In a separate blog post, Manky argues that honesty is, in fact, the best policy. “When looking back at what went right in 2016,” he says, “my mind goes to the Johnson and Johnson insulin pump case, where more than 100,000 patients were using devices that had security vulnerabilities. In response to these findings, Johnson and Johnson publicly admitted the problem and vowed to take the appropriate course of action to secure these devices.”

Fortinet will be discussing the results of this study, among other things, next week at the 2017 HIMSS Conference and Exhibition.

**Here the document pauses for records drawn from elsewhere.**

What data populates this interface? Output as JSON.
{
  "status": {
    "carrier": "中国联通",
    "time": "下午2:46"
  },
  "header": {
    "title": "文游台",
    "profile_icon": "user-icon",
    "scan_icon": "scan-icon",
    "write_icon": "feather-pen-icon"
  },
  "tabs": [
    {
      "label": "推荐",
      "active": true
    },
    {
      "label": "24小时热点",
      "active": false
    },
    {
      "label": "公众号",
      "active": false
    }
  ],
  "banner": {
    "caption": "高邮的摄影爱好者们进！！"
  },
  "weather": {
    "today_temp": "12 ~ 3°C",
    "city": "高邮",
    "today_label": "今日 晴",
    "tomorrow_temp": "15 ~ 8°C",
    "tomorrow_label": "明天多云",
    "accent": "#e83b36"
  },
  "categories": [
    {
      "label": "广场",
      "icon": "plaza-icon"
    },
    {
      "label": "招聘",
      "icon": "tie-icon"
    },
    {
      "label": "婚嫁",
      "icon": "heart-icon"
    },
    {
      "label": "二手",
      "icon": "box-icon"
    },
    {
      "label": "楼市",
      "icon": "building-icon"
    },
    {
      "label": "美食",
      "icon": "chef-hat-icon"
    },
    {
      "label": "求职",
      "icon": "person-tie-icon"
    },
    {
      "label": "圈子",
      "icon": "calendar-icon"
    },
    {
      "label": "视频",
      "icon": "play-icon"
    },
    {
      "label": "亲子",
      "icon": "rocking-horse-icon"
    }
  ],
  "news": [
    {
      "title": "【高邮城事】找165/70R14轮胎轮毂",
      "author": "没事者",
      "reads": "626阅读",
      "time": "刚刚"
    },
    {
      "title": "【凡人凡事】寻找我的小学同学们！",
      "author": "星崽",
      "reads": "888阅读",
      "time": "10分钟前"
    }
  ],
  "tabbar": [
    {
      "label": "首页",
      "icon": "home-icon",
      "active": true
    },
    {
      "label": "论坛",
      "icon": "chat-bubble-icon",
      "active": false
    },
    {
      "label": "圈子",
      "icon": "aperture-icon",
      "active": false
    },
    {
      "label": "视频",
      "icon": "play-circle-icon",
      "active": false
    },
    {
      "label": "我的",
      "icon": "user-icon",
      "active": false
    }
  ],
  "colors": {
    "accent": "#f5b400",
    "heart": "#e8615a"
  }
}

Manky advises HIMSS attendees with cybersecurity on their minds keep one important concept on their minds: visibility.

“Too often the enemies of security are invisible, they are not seen and there is a false sense of security,” he said. “Just because you do not see anything doesn’t mean your network is fine. I would say start with visibility, looking into things like SIEM for configuration on devices. And we have a free program for cyberthreat assessment on networks. The mistake is traditionally people try to build up security against an invisible enemy. First you have to find out what is happening in your vertical and then build the proper security solutions against that.”

HIMSS17 runs from Feb. 19-23, 2017 at the Orange County Convention Center.